45. Someone ◴[] No.44541880{5}[source]
> And that is the abi followed by pretty much any Unix successor: Linux, Apple's OS, FreeBSD.

Even limiting that to “on x64”, I don’t see how that’s true. To make a syscall, the ABI on Linux says “make the call”, while MacOS (and all the BSDs, I think) says “call the provided library function”.

Also (https://developer.apple.com/documentation/xcode/writing-64-b...): “Apple platforms typically follow the data representation and procedure call rules in the standard System V psABI for AMD64, using the LP64 programming model. However, when those rules are in conflict with the longstanding behavior of the Apple LLVM compiler (Clang) on Apple platforms, then the ABI typically diverges from the standard Processor Specific Application Binary Interface (psABI) and instead follows longstanding behavior”

Some of the exceptions mentioned there are:

- Asynchronous Swift functions receive the address of their async frame in r14. r14 is no longer a callee-saved register for such calls.
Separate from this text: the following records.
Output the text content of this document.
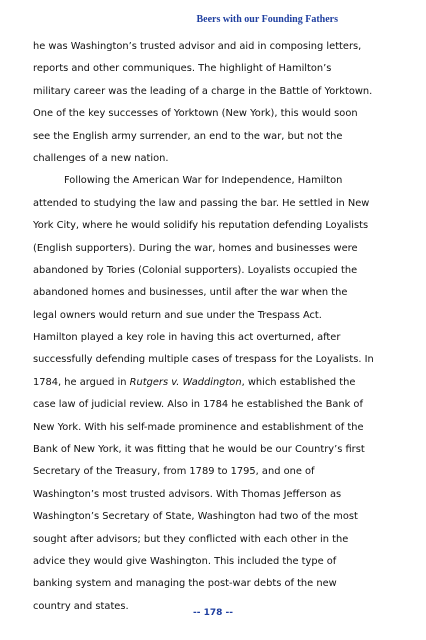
Beers with our Founding Fathers
he was Washington’s trusted advisor and aid in composing letters,
reports and other communiques. The highlight of Hamilton’s
military career was the leading of a charge in the Battle of Yorktown.
One of the key successes of Yorktown (New York), this would soon
see the English army surrender, an end to the war, but not the
challenges of a new nation.
Following the American War for Independence, Hamilton
attended to studying the law and passing the bar. He settled in New
York City, where he would solidify his reputation defending Loyalists
(English supporters). During the war, homes and businesses were
abandoned by Tories (Colonial supporters). Loyalists occupied the
abandoned homes and businesses, until after the war when the
legal owners would return and sue under the Trespass Act.
Hamilton played a key role in having this act overturned, after
successfully defending multiple cases of trespass for the Loyalists. In
1784, he argued in Rutgers v. Waddington, which established the
case law of judicial review. Also in 1784 he established the Bank of
New York. With his self-made prominence and establishment of the
Bank of New York, it was fitting that he would be our Country’s first
Secretary of the Treasury, from 1789 to 1795, and one of
Washington’s most trusted advisors. With Thomas Jefferson as
Washington’s Secretary of State, Washington had two of the most
sought after advisors; but they conflicted with each other in the
advice they would give Washington. This included the type of
banking system and managing the post-war debts of the new
country and states.
-- 178 --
- Integer arguments that are smaller than int are required to be promoted to int by the caller, and the callee may assume that this has been done. (This includes enumerations whose underlying type is smaller than int.) For example, if the caller passes a signed short argument in a register, the low 32 bits of the register at the moment of call must represent a value between -32,768 and 32,767 (inclusive). Similar, if the caller passes an unsigned char argument in a register, the low 32 bits of the register at the moment of call must represent a value between 0 and 255 (inclusive). This rule also applies to return values and arguments passed on the stack.